This article was originally published on stmarysschool.org
St. Mary’s instills light and life into every girl who passes through the halls, and for Meg Kinnard Hardee, the school literally saved her life.
She cultivated the necessary skills to advocate for herself within the walls of St. Mary’s for her journalism career and, more importantly, for her cancer diagnosis.
“I’m a breast cancer survivor, and I had to advocate fiercely for my own health when I disagreed with my doctors and needed to pursue a second opinion and different treatment. I know for sure that there is a throughline from the way that I grew up at St. Mary’s and the way that I was encouraged to have my own voice,” she said. “It’s certainly part of what has saved my life.”
After she was diagnosed with Stage 3 inflammatory breast cancer in 2021, Hardee has used her platform to support other women in similar situations, giving them the courage to advocate for themselves. It is this value of courage that allows Hardee to excel in every aspect of her life.
After St. Mary’s, Hardee received a bachelor’s degree from Georgetown University and later earned her master’s from the University of North Carolina at Chapel Hill. Now in her 20th year as a national political reporter at the Associated Press (AP) living in South Carolina, Hardee’s job is to ask questions, be skeptical, and advocate for the public to receive answers.
“I get to witness history as it’s happening,” she said. “I’m entrusted to relate what I’m seeing and put it in context for the rest of the world.”

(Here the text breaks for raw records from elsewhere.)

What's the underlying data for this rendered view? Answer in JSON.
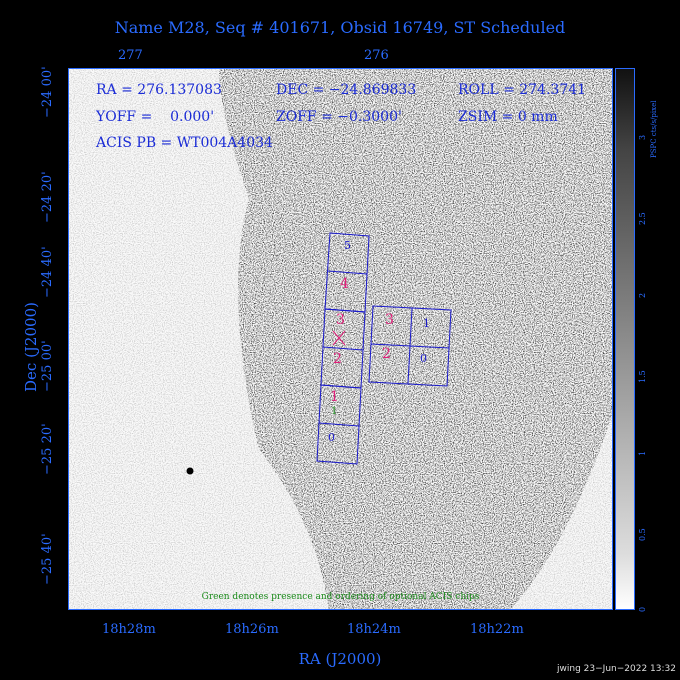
{
  "title": "Name M28, Seq # 401671, Obsid 16749, ST Scheduled",
  "top_ticks": [
    "277",
    "276"
  ],
  "info": {
    "ra": "RA = 276.137083",
    "dec": "DEC = −24.869833",
    "roll": "ROLL = 274.3741",
    "yoff": "YOFF =    0.000'",
    "zoff": "ZOFF = −0.3000'",
    "zsim": "ZSIM = 0 mm",
    "acis_pb": "ACIS PB = WT004A4034"
  },
  "y_ticks": [
    "−24 00'",
    "−24 20'",
    "−24 40'",
    "−25 00'",
    "−25 20'",
    "−25 40'"
  ],
  "x_ticks": [
    "18h28m",
    "18h26m",
    "18h24m",
    "18h22m"
  ],
  "x_axis_title": "RA (J2000)",
  "y_axis_title": "Dec (J2000)",
  "colorbar_ticks": [
    "0",
    "0.5",
    "1",
    "1.5",
    "2",
    "2.5",
    "3"
  ],
  "colorbar_label": "PSPC cts/s/pixel",
  "footnote": "Green denotes presence and ordering of optional ACIS chips",
  "stamp": "jwing 23−Jun−2022 13:32",
  "chips_s": [
    "5",
    "4",
    "3",
    "2",
    "1",
    "0"
  ],
  "chips_i": [
    "3",
    "1",
    "2",
    "0"
  ],
  "optional_chip_label": "1",
  "colors": {
    "axis": "#2a6bff",
    "chip_outline": "#1a1acc",
    "chip_magenta": "#e0207a",
    "chip_blue": "#1a1acc",
    "optional": "#1a8a1a"
  }
}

By covering the last three presidential cycles, the COVID-19 pandemic, and countless elections for a national audience, her resume is evidence of her proximity to recent history. Her dedication to her craft earned her the Oliver S. Gramling Award, AP’s highest internal honor, and her success reflects her determination and tenacity.
“I’ve had the opportunity to interview pretty much anybody who was running for president in the last three presidential cycles,” she said. “If you had asked me 20 years ago when I started with the AP if that was something that I felt would be part of my resume as a reporter, I would have looked at you and said, ‘That’s hilarious.’”
While Hardee has had some high-profile interviews, she recognizes that above all, she has a public responsibility to provide information, fostering a healthy democracy.
“Journalism is really crucial to ensure not only our democracy but also how people see what’s happening in the US,” she said. “I’ve built up to the place where I feel confident in sitting down with those individuals, asking them tough questions, and building rapport, so then we can work on future stories together, but still holding them accountable.”
Hardee’s network has expanded to include political leaders, changemakers, and journalists, but her original community is at St. Mary’s. As a St. Mary’s lifer spending 14 of her first years at the school, she connected to a sisterhood of girls who remain important to her.
“It’s a special club, and it was really neat just going through 14 years with many of the same people and even the ones who joined us later, feeling like they had been there the whole time because of how close we were,” she said. “Memphis and St. Mary’s are always going to be special to me because of the people there.”
While at St. Mary’s, Hardee was nothing short of involved in everything. As a member of the volleyball team, basketball team, track team, Pep club, French club, Belles Lettres, Carillon, and, of course, Tatler, she harnessed her inquisitive nature.
“I think those were really neat places for me to learn how to express myself, and they’re all very different. For example, the yearbook is a chronicle of what we’re doing as students and our whole St. Mary’s experience. The Tatler is a way to journalistically display that side of covering what’s happening at the school,” she said. “Having a creative outlet taps into a completely different part of your brain.”
Also while at St. Mary’s, Hardee remembers each year the Outstanding Alumna came back to share her personal story rooted in a St. Mary’s education.
“I remember being in St. Mary’s chapel when the Alum of the Year came back. I would be in awe, thinking, ‘Oh my gosh, what an amazingly accomplished person.’ I’m so proud to be in the same community,” she said. “Those women were larger than life.”
Now that Hardee is that woman returning to St. Mary’s with the title of 2025 Outstanding Alumna, she couldn’t be more appreciative.
“It’s an amazing honor because St. Mary’s was and is so important to me and so formative in making me who I am,” she said. “To be considered a representative of the alumnae community is the biggest honor I could ever imagine.”